La rapidité des progrès dans certains secteurs y attirent une bonne partie des efforts de recherche et développement, au détriment de secteurs dans lesquels on ne peut pas s'attendre à des résultats à court terme. Bien entendu, personne ne peut prédire quels seront les résultats à moyen ou long terme de telle ou telle voie de recherche, mais il est clair que personne ne veut prendre de risque. Or, il est à peu près certain que ce sont certaines de ces voies inexplorées qui déboucheront un jour sur des découvertes importantes. Claude Allègre aime bien dire que ce n'est pas en cherchant à perfectionner la bougie qu'on a inventé l'ampoule électrique. De nombreux aspects de notre technologie actuelle proviennent de recherches dont personne ne voyait au début à quoi elles pouvaient servir.
C'est pourquoi l'Etat doit contribuer à soutenir la recherche, essentiellement dans les directions négligées par l'industrie. La tendance actuelle de partenariat public-privé semble à cet égard prometteuse.

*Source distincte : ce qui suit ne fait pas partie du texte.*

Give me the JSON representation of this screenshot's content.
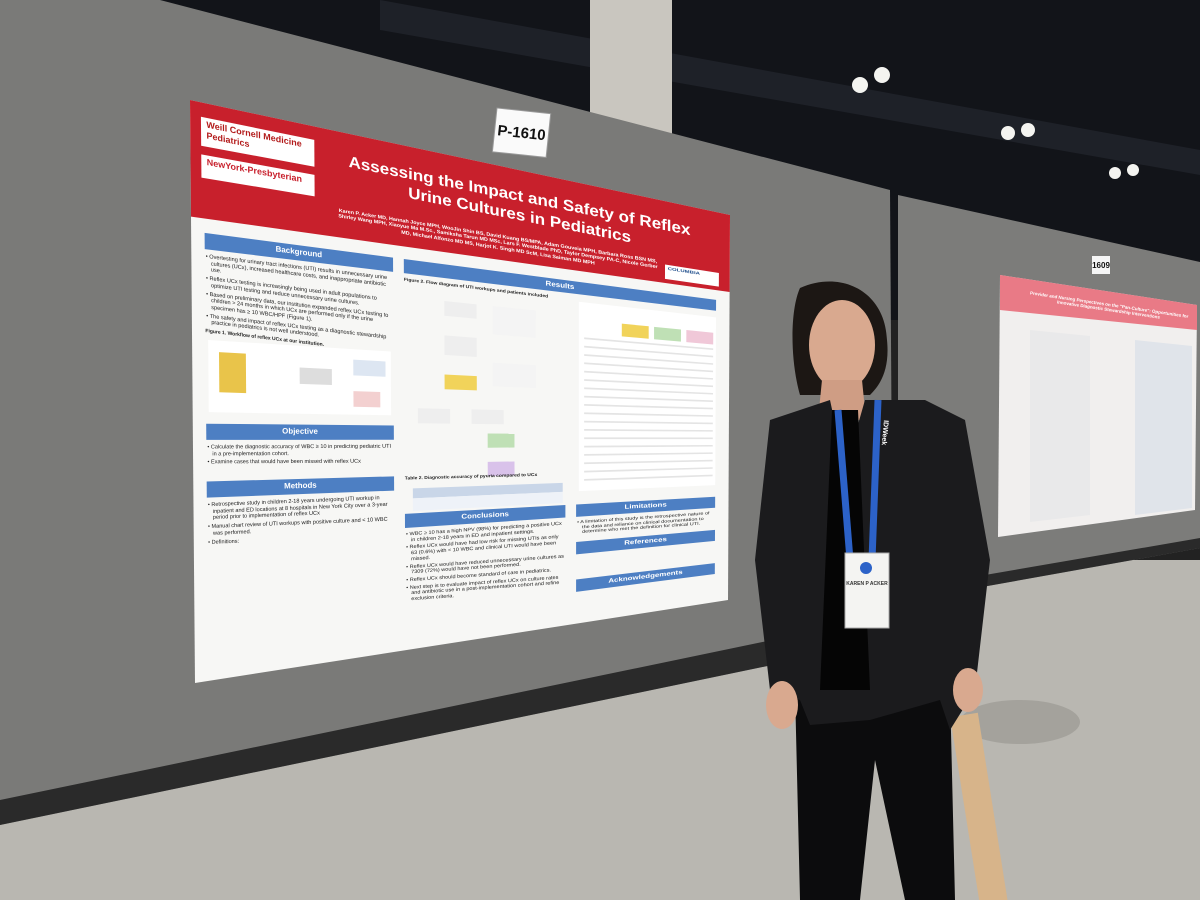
{
  "sign": "P-1610",
  "poster": {
    "logos": [
      "Weill Cornell Medicine",
      "Pediatrics",
      "NewYork-Presbyterian",
      "COLUMBIA"
    ],
    "title": [
      "Assessing the Impact and Safety of Reflex",
      "Urine Cultures in Pediatrics"
    ],
    "authors": "Karen P. Acker MD, Hannah Joyce MPH, WooJin Shin BS, David Kuang BS/MPA, Adam Gouveia MPH, Barbara Ross BSN MS, Shirley Wang MPH, Xiaoyue Ma M.Sc., Samiksha Tarun MD MSc, Lars F. Westblade PhD, Taylor Dempsey PA-C, Nicole Gerber MD, Michael Alfonzo MD MS, Harjot K. Singh MD ScM, Lisa Saiman MD MPH",
    "sections": [
      {
        "heading": "Background",
        "bullets": [
          "Overtesting for urinary tract infections (UTI) results in unnecessary urine cultures (UCx), increased healthcare costs, and inappropriate antibiotic use.",
          "Reflex UCx testing is increasingly being used in adult populations to optimize UTI testing and reduce unnecessary urine cultures.",
          "Based on preliminary data, our institution expanded reflex UCx testing to children > 24 months in which UCx are performed only if the urine specimen has ≥ 10 WBC/HPF (Figure 1).",
          "The safety and impact of reflex UCx testing as a diagnostic stewardship practice in pediatrics is not well understood."
        ],
        "caption": "Figure 1. Workflow of reflex UCx at our institution."
      },
      {
        "heading": "Objective",
        "bullets": [
          "Calculate the diagnostic accuracy of WBC ≥ 10 in predicting pediatric UTI in a pre-implementation cohort.",
          "Examine cases that would have been missed with reflex UCx"
        ]
      },
      {
        "heading": "Methods",
        "bullets": [
          "Retrospective study in children 2-18 years undergoing UTI workup in inpatient and ED locations at 8 hospitals in New York City over a 3-year period prior to implementation of reflex UCx",
          "Manual chart review of UTI workups with positive culture and < 10 WBC was performed.",
          "Definitions:"
        ]
      },
      {
        "heading": "Results",
        "caption": "Figure 2. Flow diagram of UTI workups and patients included"
      },
      {
        "heading": "Conclusions",
        "bullets": [
          "WBC ≥ 10 has a high NPV (98%) for predicting a positive UCx in children 2-18 years in ED and inpatient settings.",
          "Reflex UCx would have had low risk for missing UTIs as only 63 (0.6%) with < 10 WBC and clinical UTI would have been missed.",
          "Reflex UCx would have reduced unnecessary urine cultures as 7309 (72%) would have not been performed.",
          "Reflex UCx should become standard of care in pediatrics.",
          "Next step is to evaluate impact of reflex UCx on culture rates and antibiotic use in a post-implementation cohort and refine exclusion criteria."
        ]
      },
      {
        "heading": "Limitations",
        "bullets": [
          "A limitation of this study is the retrospective nature of the data and reliance on clinical documentation to determine who met the definition for clinical UTI."
        ]
      },
      {
        "heading": "References"
      },
      {
        "heading": "Acknowledgements"
      }
    ],
    "table_caption": "Table 2. Diagnostic accuracy of pyuria compared to UCx"
  },
  "neighbor_sign": "1609",
  "neighbor_poster": {
    "title": "Provider and Nursing Perspectives on the \"Pan-Culture\": Opportunities for Innovative Diagnostic Stewardship Interventions"
  },
  "badge": "KAREN P ACKER",
  "lanyard": "IDWeek"
}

Nous avons tout au long de cet article esquissé quelques pistes permettant de définir quelques grands aspects de cette société idéale. Tout d'abord, une maîtrise de la croissance, permettant de stabiliser la course folle actuelle qui se terminera fatalement par des catastrophes, dues en grande partie au tarissement des ressources naturelles. Cette maîtrise de la croissance permettra de retrouver un équilibre depuis longtemps perdu, et permettra d'envisager une meilleure répartition des richesses, ainsi que leur pérennité pour les générations à venir.
Cependant, une société idéale ne peut être totalement égalitaire, l'homme ayant besoin de motivation pour entreprendre. La loi de l'offre et de la demande permettra de fixer un critère objectif de répartition des richesses en fonction des réalisations de chacun, mais sa maîtrise par des mécanismes de répartition l'empêchera de diverger et d'accroître les inégalités au-delà du raisonnable.
Bien du travail et de la réflexion restent nécessaires pour préciser les contours de cette société idéale, mais il semble que ce soit la seule voie possible pour sortir des impasses politiques actuelles. En politique comme en navigation, le cap est certes important, mais si on ne connaît pas la destination, on est à peu près certain de ne jamais arriver à bon port.